YOUR SOLIN GENERATED RECIPE
Crispy Roasted Chicken and Potatoes
Oven-roasted chicken breast and golden potatoes seasoned with aromatic rosemary for a satisfying meal with a delightful crunch.
INGREDIENTS
5.5 oz Chicken breast
1 medium Yukon gold potato
1 cup Broccoli florets
0.5 tbsp Extra virgin olive oil
0.25 tsp Sea salt
0.25 tsp Black pepper
0.5 tsp Dried rosemary
0.25 tsp Garlic powder
PREPARATION
Preheat your oven to 400°F and line a large rimmed baking sheet with parchment paper to prevent sticking.
Dice the Yukon gold potato into uniform 1/2-inch cubes and cut the chicken breast into similar bite-sized chunks.

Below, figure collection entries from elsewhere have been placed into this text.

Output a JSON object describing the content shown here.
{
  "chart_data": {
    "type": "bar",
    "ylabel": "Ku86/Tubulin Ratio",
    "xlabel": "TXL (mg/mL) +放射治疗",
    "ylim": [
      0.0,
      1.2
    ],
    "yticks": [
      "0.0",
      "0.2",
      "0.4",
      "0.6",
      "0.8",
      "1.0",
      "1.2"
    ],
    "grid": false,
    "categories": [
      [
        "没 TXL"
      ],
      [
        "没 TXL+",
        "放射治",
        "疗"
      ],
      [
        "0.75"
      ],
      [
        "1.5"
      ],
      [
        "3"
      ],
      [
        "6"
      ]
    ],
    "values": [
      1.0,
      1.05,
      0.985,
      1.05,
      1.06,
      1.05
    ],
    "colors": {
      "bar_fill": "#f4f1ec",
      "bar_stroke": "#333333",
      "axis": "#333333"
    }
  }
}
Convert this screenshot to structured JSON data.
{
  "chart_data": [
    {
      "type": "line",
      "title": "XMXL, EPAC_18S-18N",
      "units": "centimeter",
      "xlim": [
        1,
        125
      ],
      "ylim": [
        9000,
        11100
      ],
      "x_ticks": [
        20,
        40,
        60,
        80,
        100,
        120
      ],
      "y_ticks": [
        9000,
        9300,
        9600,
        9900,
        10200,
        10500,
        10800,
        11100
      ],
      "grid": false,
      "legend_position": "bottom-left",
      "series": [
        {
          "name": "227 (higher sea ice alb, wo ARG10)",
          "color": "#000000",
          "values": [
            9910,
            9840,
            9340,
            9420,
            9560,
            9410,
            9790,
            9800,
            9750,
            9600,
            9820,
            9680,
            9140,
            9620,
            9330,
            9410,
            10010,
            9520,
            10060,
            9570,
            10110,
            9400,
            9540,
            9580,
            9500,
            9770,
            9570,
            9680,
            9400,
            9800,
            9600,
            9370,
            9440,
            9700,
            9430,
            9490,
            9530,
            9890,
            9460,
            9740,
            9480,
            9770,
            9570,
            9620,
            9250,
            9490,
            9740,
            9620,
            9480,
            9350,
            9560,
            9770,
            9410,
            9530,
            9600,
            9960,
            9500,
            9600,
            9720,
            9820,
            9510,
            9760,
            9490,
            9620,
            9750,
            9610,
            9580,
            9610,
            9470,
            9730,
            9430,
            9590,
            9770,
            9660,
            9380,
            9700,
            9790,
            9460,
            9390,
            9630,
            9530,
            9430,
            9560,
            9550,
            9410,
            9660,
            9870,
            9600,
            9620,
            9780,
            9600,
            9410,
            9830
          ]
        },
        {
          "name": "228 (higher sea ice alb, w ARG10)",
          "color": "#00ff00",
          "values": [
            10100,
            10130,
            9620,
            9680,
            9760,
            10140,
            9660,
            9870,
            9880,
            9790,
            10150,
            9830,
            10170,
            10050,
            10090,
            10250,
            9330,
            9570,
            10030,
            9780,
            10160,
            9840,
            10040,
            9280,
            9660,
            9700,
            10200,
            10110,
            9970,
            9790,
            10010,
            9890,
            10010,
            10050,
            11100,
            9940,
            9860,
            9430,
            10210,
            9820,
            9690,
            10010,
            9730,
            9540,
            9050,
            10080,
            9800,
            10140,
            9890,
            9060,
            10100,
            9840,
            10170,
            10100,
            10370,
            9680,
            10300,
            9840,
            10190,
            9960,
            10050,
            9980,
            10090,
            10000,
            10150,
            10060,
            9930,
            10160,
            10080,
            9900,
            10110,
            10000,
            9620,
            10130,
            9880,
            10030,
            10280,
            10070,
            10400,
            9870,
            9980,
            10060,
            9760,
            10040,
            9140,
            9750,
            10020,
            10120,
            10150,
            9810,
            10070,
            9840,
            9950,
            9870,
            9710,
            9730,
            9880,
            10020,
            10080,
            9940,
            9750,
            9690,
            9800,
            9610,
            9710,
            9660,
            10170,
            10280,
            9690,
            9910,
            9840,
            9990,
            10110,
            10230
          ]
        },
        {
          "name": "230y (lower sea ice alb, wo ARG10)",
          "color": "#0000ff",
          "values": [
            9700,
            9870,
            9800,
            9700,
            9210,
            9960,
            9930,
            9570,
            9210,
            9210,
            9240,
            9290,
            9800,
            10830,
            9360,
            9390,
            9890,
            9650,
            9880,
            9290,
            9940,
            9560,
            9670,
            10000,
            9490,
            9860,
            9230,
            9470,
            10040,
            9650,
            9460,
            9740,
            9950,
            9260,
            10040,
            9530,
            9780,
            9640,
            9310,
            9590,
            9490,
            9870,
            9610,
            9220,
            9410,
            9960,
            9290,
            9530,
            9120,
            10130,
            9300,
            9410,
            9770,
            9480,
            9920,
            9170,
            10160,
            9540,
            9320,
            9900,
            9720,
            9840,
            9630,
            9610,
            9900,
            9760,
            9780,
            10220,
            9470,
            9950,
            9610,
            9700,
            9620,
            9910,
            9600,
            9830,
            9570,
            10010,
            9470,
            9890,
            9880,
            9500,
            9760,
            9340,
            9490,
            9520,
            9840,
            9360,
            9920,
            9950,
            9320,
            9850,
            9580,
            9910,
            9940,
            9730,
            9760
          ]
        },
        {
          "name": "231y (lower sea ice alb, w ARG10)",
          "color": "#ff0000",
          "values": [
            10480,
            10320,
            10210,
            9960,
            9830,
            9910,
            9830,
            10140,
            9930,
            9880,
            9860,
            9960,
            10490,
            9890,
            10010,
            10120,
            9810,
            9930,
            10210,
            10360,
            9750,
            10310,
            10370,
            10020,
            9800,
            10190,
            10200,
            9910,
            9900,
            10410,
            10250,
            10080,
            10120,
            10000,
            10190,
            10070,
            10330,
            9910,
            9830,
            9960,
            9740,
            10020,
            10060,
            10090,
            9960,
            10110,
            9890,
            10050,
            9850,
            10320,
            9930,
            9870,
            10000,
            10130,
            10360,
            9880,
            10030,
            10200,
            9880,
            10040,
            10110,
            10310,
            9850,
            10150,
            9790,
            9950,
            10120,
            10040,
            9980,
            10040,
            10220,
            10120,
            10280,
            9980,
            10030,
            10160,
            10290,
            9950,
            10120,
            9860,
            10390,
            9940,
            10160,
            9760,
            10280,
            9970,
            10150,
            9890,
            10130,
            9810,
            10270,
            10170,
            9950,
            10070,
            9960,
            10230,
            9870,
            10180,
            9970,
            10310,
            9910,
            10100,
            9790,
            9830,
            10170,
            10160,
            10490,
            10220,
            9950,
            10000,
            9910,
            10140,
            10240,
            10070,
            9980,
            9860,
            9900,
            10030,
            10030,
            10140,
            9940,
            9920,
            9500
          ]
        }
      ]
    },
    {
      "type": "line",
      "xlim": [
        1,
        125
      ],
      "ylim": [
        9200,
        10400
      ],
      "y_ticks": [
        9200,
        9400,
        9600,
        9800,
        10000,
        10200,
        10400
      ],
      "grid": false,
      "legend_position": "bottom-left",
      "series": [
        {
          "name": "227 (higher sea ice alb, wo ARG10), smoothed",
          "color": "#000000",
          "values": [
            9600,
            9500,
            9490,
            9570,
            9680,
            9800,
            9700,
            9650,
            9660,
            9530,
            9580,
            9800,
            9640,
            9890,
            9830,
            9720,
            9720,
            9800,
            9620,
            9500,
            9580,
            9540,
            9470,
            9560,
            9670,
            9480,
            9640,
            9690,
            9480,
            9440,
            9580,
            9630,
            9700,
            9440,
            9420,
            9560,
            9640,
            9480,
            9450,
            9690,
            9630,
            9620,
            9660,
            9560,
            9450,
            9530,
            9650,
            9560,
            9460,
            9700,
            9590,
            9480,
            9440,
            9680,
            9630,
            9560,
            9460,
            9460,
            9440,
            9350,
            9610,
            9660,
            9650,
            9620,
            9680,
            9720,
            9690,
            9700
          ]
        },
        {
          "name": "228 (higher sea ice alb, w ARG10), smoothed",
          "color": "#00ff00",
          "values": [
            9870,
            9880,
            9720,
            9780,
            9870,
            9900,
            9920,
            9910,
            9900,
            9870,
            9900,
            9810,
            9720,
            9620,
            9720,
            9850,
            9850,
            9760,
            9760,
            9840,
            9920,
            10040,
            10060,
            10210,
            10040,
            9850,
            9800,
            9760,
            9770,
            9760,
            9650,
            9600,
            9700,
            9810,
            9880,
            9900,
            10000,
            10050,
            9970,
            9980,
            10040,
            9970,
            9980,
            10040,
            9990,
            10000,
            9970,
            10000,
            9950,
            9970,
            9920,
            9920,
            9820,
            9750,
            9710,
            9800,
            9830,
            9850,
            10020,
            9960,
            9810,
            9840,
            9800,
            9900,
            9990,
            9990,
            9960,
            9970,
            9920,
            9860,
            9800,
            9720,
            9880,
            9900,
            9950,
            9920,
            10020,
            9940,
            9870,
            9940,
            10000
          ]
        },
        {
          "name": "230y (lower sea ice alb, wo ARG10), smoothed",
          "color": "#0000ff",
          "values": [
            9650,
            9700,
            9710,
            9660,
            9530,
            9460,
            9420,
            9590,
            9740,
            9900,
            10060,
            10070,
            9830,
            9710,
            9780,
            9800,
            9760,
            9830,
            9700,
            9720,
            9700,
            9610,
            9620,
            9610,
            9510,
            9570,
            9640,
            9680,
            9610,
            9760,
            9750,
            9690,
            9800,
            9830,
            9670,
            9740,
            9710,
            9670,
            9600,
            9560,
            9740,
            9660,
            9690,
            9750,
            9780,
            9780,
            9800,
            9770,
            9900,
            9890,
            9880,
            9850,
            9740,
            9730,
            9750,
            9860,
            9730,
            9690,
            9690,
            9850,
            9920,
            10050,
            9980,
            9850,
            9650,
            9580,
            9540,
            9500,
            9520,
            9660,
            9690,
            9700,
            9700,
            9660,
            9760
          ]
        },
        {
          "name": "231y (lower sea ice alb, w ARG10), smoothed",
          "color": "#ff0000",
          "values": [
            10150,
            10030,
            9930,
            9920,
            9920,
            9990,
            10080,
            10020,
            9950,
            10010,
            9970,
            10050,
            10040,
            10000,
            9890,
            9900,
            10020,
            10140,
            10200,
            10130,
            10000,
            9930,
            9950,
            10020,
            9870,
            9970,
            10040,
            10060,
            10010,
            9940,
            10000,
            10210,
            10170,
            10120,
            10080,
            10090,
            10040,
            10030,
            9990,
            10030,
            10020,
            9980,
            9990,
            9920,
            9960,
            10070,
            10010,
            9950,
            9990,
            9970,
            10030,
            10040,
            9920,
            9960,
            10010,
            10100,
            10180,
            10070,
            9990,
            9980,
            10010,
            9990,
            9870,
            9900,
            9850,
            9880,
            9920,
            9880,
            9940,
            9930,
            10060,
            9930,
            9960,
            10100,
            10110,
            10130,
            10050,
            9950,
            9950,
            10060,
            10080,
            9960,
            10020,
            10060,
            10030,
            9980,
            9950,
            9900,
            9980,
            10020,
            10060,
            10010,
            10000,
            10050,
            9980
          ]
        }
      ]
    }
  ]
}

Place the chicken, potatoes, and broccoli florets into a large bowl and drizzle with the extra virgin olive oil.
Sprinkle the sea salt, black pepper, dried rosemary, and garlic powder over the mixture, tossing thoroughly to coat every piece.
Spread the mixture onto the prepared baking sheet in a single even layer, making sure not to overcrowd the pan.
Roast for 22 to 25 minutes, tossing the ingredients halfway through, until the chicken is cooked through and the potatoes are golden brown.